Commémoration de l’esclavage
La date du 23 mai reconnue
Dans une circulaire relative à l’esclavage et à l’abolition, le Premier ministre a reconnu la date du 23 mai comme ‘celle de la commémoration du passé douloureux de leurs aïeux qui ne doit pas être oublié’, conformément aux souhaits de nombreuses associations ultramarines.

Gravure représentant une révolte d’esclaves dans la colonie de Saint-Domingue en 1791 © Musée d’Aquitaine/Bordeaux - 22.3 ko
Gravure représentant une révolte d’esclaves dans la colonie de Saint-Domingue en 1791 © Musée d’Aquitaine/Bordeaux
 
Pour tenter de clore la polémique sur le choix du 10 mai pour commémorer l’abolition de l’esclavage dans l’Hexagone, le gouvernement a ajouté une autre date, le 23 mai, pour que les habitants de métropole issus de l’Outre-mer puissent commémorer le « passé douloureux de leurs aïeux ».

Le 10 mai contesté
Dès avant la décision officielle, annoncée en janvier 2006, le choix du 10 mai avait été contesté par les principales associations de Français originaires d’Outre-mer. Mais le président Jacques Chirac avait finalement retenu cette date en suivant les recommandations du Comité pour la mémoire de l’esclavage (CPME), présidé par l’écrivaine guadeloupéenne Maryse Condé.

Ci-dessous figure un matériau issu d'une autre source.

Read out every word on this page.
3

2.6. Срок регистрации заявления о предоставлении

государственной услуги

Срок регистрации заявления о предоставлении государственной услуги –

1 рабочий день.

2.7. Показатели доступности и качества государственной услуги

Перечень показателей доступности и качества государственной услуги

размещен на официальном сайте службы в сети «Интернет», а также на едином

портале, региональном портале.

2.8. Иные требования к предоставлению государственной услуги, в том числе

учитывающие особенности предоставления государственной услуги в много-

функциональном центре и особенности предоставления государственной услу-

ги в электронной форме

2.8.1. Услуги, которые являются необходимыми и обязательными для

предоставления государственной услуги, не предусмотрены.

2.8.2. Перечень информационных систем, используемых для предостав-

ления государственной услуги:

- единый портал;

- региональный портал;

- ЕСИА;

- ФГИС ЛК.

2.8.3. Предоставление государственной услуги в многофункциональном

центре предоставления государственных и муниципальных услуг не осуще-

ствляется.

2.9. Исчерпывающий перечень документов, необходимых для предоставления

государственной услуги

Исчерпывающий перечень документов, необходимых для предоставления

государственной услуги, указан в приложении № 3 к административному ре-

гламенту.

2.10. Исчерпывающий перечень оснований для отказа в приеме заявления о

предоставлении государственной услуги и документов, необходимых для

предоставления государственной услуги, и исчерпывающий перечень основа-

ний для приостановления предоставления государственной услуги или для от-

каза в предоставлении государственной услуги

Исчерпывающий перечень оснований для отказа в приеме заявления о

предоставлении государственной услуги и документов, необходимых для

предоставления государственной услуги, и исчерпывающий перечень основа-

Le comité avait suggéré de retenir cette date, celle de l’adoption en 2001 par le Parlement de la Loi reconnaissant la traite et l’esclavage comme un crime contre l’humanité, loi portée à bout de bras par la députée guyanaise Christiane Taubira.
« Je souhaite que, dès cette année, la France métropolitaine honore le souvenir des esclaves et commémore l’abolition de l’esclavage », avait déclaré M.  Chirac. « Aucune date ne saurait concilier tous les points de vue. Mais ce qui compte, avant tout, c’est que cette journée existe », avait-il justifié. Il n’avait toutefois pas réussi à calmer la polémique, des associations et des partis politiques militant pour le 23 mai, date d’une marche qui avait réuni en 1998 à Paris environ 40.000 Français originaires des Antilles, de Guyane et de la Réunion.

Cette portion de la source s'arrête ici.